Esa voz no tiene escuela, no es ultraísta, ni surrealista; tampoco futurista. Viene de las lecturas de alrededor de los veinte años: la Biblia –muy especialmente los libros poéticos y sapienciales: Salmos, Proverbios, Eclesiastés, Cantares...–, el Zaratustra nietzscheano, tal vez el Corán. Se origina allí y acuerda con un diapasón retórico afín a la épica.
Esa voz que no pertenece a escuela alguna, ni reconoce antecedentes inmediatos, ni resuena plenamente en epígonos importantes, se asemeja, no obstante, llamativamente, a otras que le son contemporáneas: a la de Paul Claudel, sobre todo en Partición de mediodía –la más laica y, a la vez, más profundamente mística de sus piezas–; a la de Saint-John Perse –adherida a lo versicular, aunque ajustada con perseverancia a los requisitos del heptasílabo–; a la del Bernanos de Los grandes cementerios bajo la luna; a la del Gide de Los alimentos terrestres. No debiera sorprender a nadie el que fuese este último quien extendiera el manto protector de su autoridad y su celebridad sobre Saint-Exupéry, separado de Claudel por Dios, de Perse por los hombres y de Bernanos por la militancia ética. El Dios de Ciudadela poco tiene que ver con el Dios católico de Claudel: es «el nudo esencial de actos diversos», en el mejor de los casos, y un relojero ausente en el peor. Los hombres de Ciudadela, el pueblo del imperio, son los príncipes del exilio que Perse enumera y rechaza, que Perse aparta expresamente de su canto.
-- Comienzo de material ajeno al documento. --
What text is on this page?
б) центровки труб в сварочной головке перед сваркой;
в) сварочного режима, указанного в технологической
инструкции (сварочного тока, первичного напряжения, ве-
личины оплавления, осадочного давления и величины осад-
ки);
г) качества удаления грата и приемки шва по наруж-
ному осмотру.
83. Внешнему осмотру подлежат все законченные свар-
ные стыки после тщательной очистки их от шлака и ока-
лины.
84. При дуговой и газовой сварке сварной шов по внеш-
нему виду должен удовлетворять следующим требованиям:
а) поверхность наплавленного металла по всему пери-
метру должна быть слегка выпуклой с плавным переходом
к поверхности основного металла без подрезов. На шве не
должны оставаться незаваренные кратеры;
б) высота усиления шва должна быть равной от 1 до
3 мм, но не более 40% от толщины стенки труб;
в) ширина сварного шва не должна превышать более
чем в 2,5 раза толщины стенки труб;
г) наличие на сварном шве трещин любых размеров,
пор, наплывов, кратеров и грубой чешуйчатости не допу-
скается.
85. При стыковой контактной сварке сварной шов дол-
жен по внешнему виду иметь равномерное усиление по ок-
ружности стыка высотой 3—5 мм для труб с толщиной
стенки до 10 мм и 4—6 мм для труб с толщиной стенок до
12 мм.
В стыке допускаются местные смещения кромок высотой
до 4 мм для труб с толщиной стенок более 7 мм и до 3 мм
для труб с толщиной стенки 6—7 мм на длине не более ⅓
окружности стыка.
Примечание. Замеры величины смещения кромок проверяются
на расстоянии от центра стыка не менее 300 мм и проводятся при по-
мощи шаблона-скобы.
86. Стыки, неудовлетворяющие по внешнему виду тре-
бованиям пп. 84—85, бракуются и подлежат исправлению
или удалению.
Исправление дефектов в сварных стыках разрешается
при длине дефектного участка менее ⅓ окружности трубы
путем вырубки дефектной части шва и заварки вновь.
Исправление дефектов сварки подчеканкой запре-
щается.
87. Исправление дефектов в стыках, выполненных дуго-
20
Una idea ultramontana y regresiva de Europa lleva a Bernanos a alejarse del teatro de la guerra, marchando a Brasil, en tanto Saint-Exupéry reivindica su derecho a participar en una contienda de la que la edad le ha excluido.
Ciudadela
Así como la vida del aviador Saint-Exupéry, vista desde el aire, parece una prolongada preparación para la muerte heroica que finalmente tuvo lugar, la obra del escritor Saint-Exupéry tiende en su conjunto al texto de Ciudadela, con todo lo que este tiene de definitivo. De haber sobrevivido su autor a la guerra, no hubiese sido un libro inconcluso: hubiese soportado correcciones y ajustes, más probablemente recortes que añadidos; pero hubiese sido, de todos modos, el último. No cabe imaginar otros después, tan perfecto resulta en su estructura, síntesis y culminación de un camino místico.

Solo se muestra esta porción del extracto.